Selain sosok yang menjadi pilihan publik, fenomena lain yang dapat diamati dari karakter masyarakat lintas generasi ialah karakter pemimpin idaman. Sebagaimana pilihan yang terkonsentrasi, tergambar pula pola kesamaan selera dari semua generasi pemilih pada karakter pasangan calon yang akan memimpin bangsa ini selama lima tahun ke depan. Sosok tegas dan merakyat masih menjadi idaman pemilih dari semua generasi dan usia. Sosok yang mampu menghadirkan program dan agenda yang masuk akal pun menjadi salah satu pertimbangan utama para pemilih dari segala generasi memercayakan suaranya.
Meskipun demikian, jika ditelisik lebih mendalam, selera kaum muda pada sosok yang berani dan tegas lebih tinggi ketimbang generasi lainnya. Generasi tengah hingga tua lebih memberatkan pilihan pada kepribadian yang merakyat.

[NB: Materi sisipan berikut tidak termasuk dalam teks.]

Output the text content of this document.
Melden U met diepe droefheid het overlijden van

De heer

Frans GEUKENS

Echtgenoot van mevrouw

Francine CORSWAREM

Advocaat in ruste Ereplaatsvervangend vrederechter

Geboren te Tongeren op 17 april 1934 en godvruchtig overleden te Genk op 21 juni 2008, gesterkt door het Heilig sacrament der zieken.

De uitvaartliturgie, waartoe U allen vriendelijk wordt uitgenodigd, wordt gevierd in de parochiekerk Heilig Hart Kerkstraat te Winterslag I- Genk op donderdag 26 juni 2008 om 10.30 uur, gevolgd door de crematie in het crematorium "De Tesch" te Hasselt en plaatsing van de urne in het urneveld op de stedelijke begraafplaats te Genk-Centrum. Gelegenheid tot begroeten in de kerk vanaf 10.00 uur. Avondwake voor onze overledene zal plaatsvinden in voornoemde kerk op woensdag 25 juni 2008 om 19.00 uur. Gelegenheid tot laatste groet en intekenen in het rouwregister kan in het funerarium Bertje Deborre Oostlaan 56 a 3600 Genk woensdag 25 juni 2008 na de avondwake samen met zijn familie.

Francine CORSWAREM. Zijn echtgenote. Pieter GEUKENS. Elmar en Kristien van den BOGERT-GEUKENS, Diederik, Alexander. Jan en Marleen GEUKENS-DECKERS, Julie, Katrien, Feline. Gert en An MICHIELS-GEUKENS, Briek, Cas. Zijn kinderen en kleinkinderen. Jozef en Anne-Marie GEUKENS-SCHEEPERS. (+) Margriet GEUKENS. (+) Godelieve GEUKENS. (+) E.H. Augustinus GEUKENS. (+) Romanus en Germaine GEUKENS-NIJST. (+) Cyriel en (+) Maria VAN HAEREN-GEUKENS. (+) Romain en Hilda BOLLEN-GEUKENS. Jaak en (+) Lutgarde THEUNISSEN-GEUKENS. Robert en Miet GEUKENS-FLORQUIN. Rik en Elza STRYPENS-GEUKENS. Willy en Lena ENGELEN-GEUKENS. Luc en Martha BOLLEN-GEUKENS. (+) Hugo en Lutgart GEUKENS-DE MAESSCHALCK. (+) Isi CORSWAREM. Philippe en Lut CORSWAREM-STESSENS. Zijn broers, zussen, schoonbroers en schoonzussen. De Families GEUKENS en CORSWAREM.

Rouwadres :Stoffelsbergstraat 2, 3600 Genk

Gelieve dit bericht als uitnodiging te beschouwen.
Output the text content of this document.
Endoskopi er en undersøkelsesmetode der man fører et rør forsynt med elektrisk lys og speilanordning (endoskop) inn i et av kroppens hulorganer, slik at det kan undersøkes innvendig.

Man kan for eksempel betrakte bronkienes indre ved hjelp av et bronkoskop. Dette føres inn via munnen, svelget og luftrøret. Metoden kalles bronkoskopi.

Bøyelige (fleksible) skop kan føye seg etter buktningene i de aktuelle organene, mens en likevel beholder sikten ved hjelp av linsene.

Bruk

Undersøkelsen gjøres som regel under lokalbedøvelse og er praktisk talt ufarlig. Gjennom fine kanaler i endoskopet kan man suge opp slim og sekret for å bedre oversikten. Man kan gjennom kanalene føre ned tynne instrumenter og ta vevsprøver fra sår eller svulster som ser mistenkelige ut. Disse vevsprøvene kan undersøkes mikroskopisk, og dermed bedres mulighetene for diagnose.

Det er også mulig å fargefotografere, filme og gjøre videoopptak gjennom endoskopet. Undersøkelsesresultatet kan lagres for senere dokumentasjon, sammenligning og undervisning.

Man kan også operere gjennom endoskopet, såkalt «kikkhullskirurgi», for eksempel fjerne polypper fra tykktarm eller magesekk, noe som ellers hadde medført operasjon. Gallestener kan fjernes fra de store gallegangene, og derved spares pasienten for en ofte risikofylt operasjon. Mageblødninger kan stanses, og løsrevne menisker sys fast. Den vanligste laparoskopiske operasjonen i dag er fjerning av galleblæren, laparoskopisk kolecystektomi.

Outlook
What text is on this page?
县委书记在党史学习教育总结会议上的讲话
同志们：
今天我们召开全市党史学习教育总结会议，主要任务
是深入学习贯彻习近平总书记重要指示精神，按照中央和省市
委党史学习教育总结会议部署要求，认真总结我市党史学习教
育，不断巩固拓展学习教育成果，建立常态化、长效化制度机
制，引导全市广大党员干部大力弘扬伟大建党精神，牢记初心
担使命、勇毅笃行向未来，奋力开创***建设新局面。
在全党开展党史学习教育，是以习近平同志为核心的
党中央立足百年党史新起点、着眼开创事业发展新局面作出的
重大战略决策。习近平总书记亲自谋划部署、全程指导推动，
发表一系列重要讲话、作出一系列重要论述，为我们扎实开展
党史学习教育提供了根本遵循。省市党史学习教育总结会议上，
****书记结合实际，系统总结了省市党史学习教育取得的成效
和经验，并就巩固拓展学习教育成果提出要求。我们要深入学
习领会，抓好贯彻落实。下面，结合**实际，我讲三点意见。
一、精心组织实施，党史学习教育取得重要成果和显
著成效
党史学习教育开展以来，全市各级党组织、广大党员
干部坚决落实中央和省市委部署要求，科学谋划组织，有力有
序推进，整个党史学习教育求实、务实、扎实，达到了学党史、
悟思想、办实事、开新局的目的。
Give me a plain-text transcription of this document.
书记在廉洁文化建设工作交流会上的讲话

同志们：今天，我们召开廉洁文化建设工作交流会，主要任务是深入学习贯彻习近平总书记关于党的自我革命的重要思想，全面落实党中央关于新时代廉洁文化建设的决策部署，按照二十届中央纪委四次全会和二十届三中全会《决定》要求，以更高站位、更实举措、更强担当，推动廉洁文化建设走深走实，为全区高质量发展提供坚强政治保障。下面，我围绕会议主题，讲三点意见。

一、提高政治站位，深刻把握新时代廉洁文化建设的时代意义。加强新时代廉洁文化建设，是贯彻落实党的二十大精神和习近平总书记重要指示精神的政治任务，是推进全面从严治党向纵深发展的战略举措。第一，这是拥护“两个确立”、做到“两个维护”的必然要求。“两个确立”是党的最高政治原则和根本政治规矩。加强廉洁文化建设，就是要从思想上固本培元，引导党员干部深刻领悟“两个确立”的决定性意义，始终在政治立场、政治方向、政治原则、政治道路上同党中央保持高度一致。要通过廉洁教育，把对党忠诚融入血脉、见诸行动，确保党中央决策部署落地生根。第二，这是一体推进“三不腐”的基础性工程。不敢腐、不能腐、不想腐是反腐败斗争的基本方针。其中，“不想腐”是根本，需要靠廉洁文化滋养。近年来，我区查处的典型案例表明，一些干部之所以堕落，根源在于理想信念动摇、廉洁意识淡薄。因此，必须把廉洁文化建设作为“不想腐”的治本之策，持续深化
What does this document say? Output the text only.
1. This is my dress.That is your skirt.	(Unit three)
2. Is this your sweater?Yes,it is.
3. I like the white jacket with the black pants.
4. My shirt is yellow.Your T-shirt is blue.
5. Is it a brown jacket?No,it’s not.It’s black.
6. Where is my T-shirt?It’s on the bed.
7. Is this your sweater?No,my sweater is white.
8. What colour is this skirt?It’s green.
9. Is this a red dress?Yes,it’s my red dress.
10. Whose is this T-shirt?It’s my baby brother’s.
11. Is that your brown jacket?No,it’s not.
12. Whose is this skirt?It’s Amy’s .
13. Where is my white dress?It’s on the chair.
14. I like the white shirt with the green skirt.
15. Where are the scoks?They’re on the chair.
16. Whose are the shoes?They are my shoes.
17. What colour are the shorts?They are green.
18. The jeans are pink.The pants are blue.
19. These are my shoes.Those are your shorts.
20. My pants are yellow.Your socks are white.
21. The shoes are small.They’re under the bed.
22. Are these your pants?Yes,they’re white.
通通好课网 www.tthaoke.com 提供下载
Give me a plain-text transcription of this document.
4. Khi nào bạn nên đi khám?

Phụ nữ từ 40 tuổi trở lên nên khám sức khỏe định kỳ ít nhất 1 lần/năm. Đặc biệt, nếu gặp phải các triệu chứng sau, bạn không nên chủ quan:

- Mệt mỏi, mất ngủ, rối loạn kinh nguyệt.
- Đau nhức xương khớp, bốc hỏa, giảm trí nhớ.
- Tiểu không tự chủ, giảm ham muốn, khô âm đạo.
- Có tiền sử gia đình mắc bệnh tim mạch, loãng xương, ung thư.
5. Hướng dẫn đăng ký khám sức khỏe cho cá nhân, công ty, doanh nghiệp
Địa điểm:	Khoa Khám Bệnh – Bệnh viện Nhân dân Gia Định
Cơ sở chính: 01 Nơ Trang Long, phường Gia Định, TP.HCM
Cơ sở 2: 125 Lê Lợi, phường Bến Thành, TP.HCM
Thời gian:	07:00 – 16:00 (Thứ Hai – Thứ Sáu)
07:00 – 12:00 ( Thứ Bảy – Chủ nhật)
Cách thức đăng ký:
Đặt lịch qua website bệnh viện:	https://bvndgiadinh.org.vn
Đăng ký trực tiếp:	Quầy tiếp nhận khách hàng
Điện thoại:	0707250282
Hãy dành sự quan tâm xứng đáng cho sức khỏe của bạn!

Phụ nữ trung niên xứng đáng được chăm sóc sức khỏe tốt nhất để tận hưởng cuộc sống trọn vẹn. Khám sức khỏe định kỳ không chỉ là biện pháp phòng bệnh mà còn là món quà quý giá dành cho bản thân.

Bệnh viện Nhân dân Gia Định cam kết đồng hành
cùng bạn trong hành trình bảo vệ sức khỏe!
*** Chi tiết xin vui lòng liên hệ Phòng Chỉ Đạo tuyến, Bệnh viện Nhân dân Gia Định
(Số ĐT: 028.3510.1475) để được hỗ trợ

Terlepas dari perbedaan selera yang ada, siapa pun presiden dan wakil presiden yang terpilih nanti memiliki tugas utama yang sama, yakni melayani masyarakat. Tak hanya yang muda ataupun yang tua, tetapi juga seluruh rakyat Indonesia yang harus terpenuhi seluruh hak dan kewajibannya sebagai warga negara. Segala program dan agenda yang dijanjikan harus diwujudkan demi kemaslahatan bersama dan keberlanjutan Indonesia. (LITBANG KOMPAS)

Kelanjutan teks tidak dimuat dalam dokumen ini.